Thanks everyone. This is a great forum. -John

NickSI
17th of September 2003 (Wed), 04:46
I know the answer only for the first part of your question:

After Zoombrowser you got 16-bit TIFF image (your RAW files has 12-bits of data per pixel so in order to keep all infromation Zoombrowser chooses 16-bit TIFF instead 8-bit TIFF format).

There are limited amount of file formats capable to keep 16-bit data (and even less fromats supported by PS7). That why you got such a limited choice.

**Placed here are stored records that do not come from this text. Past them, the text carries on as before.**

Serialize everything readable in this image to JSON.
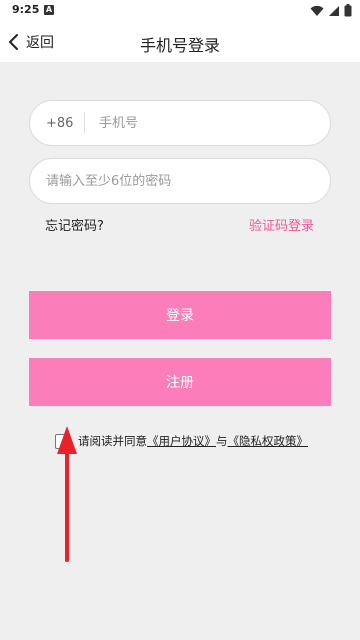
{
  "status_bar": {
    "time": "9:25",
    "notif_icon": "A"
  },
  "header": {
    "back_label": "返回",
    "title": "手机号登录"
  },
  "phone": {
    "country_code": "+86",
    "placeholder": "手机号"
  },
  "password": {
    "placeholder": "请输入至少6位的密码"
  },
  "links": {
    "forgot": "忘记密码?",
    "sms_login": "验证码登录"
  },
  "buttons": {
    "login": "登录",
    "register": "注册"
  },
  "agreement": {
    "prefix": "请阅读并同意",
    "user_agreement": "《用户协议》",
    "conjunction": "与",
    "privacy_policy": "《隐私权政策》"
  },
  "colors": {
    "accent": "#fb7eba",
    "link_pink": "#f0569a",
    "annotation_arrow": "#e8212b"
  }
}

Make your Levels/Curves adjustments to the image in 16-bit mode, convert it to 8-bit and you will have your regular format choices back in the Save menu option.

John Diehl
17th of September 2003 (Wed), 09:58
Thank You very much.
I was mistaken re the other part of my question. ZB gives me a THM & a raw file along with the tiff, not 2 THMs. Sorry about that. I assume this raw file is an exact copy of the one from the camera, and I should save it for backup. The THM, if it is just a thumnail image and nothing else, seems unnecessary.
I am surprised that a ~5MB raw file becomes a ~29MB tiff. Sure glad I have a 100 GB hard drive. Thanks again all.

NickSI
18th of September 2003 (Thu), 08:30
When you shoot raw, camera generates both .RAW and .THM files. The .THM is actually a small JPEG file which you could safely delete but it probably worth to keep it because:
1. Many image browsers cannot understand raw format but can be configured to understand .thm - could be usefull when browsing CD/hard disk with archived images
2. the "canon raw format aware" software (ZB, Breezebrowser, etc.) can show previews faster using .THM instead of processing RAW file each time

Personally, I save both .CRW and .THM files.

John Diehl
18th of September 2003 (Thu), 09:05
Thanks. You are right. I was thinking I already have thumbnail generators, but they are not going to read the raw files, and I have learned that storing images as tiffs will take up too much room.